Ierland voor beginners – 9 – Bazen en dienstmeiden (en rododendrons natuurlijk) …
Onze gastvrouw vindt Muckrock een schitterend idee. ‘Het weer is daar meestal beter dan hier,’ zegt ze. ‘Ik beklaag degenen die vandaag Beara doen.’
… Iets voor negen gaan we op pad. De weg naar Muckrock zou spectaculair mooi moeten zijn. Helaas … Rijden we niet in de regen, dan zitten we in de mist. Vertes vervagen, dalen verwateren, hoogtes hullen zich in wolken.
… Van Bantry naar Muckrock is het een kleine tachtig kilometer. In België doen we daar een uurtje over, ginder kost het ons bijna drie uur. Niet alleen zijn de wegen smal en bochtig, er is ook veel verkeer. Misschien zit het weekend daar voor iets tussen..
Muckrock House ligt in het Killarney National Park, een beschermd natuurgebied van 100.000 vierkante kilometer, en zowel het park als het huis zijn absolute publiekstrekkers. De autoparking staat afgeladen vol, bussen rijden op en af om hun lading te droppen. In het park zelf is er van die drukte weinig te merken. In zo’n uitgestrektheid steekt het niet op een bezoeker meer of minder.
… We wandelen naar de waterval (mooi, niet spectaculair), volgen het pad langs het riviertje, wringen ons door de rododendrons. De weergoden zijn ons genadig. De hemel is zilverwit, en met voldoende verbeelding zou je kunnen geloven dat er een zon achter schuilt. Wanneer het na een uur of twee toch weer begint te druppelen, bezoeken we het huis.
Tja … het rijk volk van weleer, kende er wat van. Slaapkamers, groter dan mijn benedenverdieping, rooksalons voor de heren, naaihoekjes voor de dames, kinderkamers waarin je een crèche zou kunnen beginnen, balzalen, ontvangstsalons, en – uiteraard – een biljartkamer. We raken aan de praat met een suppoost. Dat bezoekers slechts een beperkt deel van het kasteel te zien krijgen, dat er achter de deuren met ‘verboden toegang’ nog ettelijke vertrekken liggen. ‘Er waren vijfentwintig gastenslaapkamers,’ vertelt hij, ‘allemaal groter dan mijn huis. En ongeveer vijftig dienstmeiden, die een perfect gehoor dienden te hebben.’
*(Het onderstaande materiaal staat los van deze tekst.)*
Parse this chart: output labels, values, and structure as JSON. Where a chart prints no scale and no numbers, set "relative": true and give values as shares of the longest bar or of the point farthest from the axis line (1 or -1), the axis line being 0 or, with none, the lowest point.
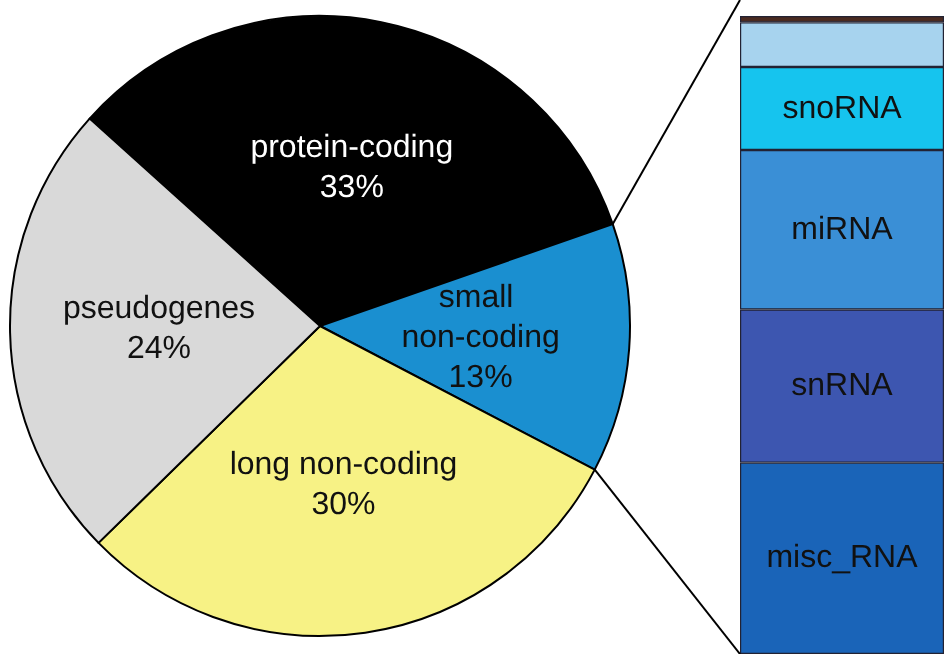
{
  "chart_data": [
    {
      "type": "pie",
      "categories": [
        "protein-coding",
        "small non-coding",
        "long non-coding",
        "pseudogenes"
      ],
      "values": [
        33,
        13,
        30,
        24
      ],
      "colors": [
        "#000000",
        "#1a8fd0",
        "#f7f285",
        "#d9d9d9"
      ],
      "value_labels": [
        "33%",
        "13%",
        "30%",
        "24%"
      ],
      "legend": false
    },
    {
      "type": "bar",
      "stacked": true,
      "relative": true,
      "categories": [
        null
      ],
      "legend": false,
      "series": [
        {
          "name": "misc_RNA",
          "color": "#1a64b8",
          "values": [
            0.3
          ]
        },
        {
          "name": "snRNA",
          "color": "#3d56b0",
          "values": [
            0.24
          ]
        },
        {
          "name": "miRNA",
          "color": "#3a8fd6",
          "values": [
            0.25
          ]
        },
        {
          "name": "snoRNA",
          "color": "#16c4ee",
          "values": [
            0.13
          ]
        },
        {
          "color": "#a7d3ee",
          "values": [
            0.07
          ]
        },
        {
          "color": "#4a2a20",
          "values": [
            0.01
          ]
        }
      ]
    }
  ]
}
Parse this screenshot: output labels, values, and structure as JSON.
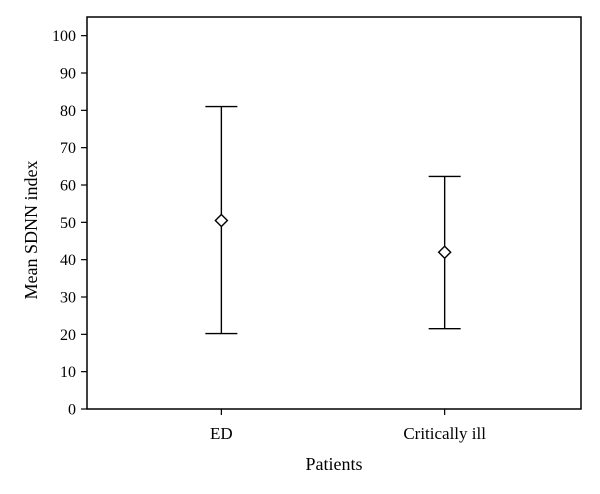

Wat hij daar precies mee bedoelt, wordt duidelijk in het ondergrondse gedeelte (keukens, bijkeukens en wasplaatsen, ongeveer een voetbalveld groot). Een vrouwelijke suppoost die kan weggelopen zijn uit Mary Poppins, wijst ons op de lange rij bellen in de centrale gang. ‘Moment, please!’ Ze verdwijnt in een andere ruimte. Even later begint één van de bellen te klingelen. Daarna een tweede. En nog één, en nog. En ja, ze klinken allemaal net een beetje anders. ‘Elk geluid hoorde bij een specifieke kamer,’ legt ze uit als ze weer terug is. ‘Ingenieus, toch?’
… ‘Goed dat jij geen dienstmeid was in die tijd,’ zegt Didier als we alleen zijn. ‘Jij zou altijd in de verkeerde kamer hebben gestaan.’
… Ik wil tegenpruttelen. Dat mijn gehoor beter is dan het zijne, en dat ik echt wel een sol uit een mi kan houden. Ik doe het niet. ‘Ja,’ zeg ik, ‘welke bel ook, ik zou altijd in jouw kamer terechtkomen.’ Ik word ervoor beloond met een zoen.
… ’s Avonds na een lekker etentje bij Uncle Pete, gooi ik me weer op mijn sjaal. Om half vier in de morgen is hij af. Ik voel me glunderen. Nu ik voorzien ben op winter, wordt het zomer. Dat kan niet anders!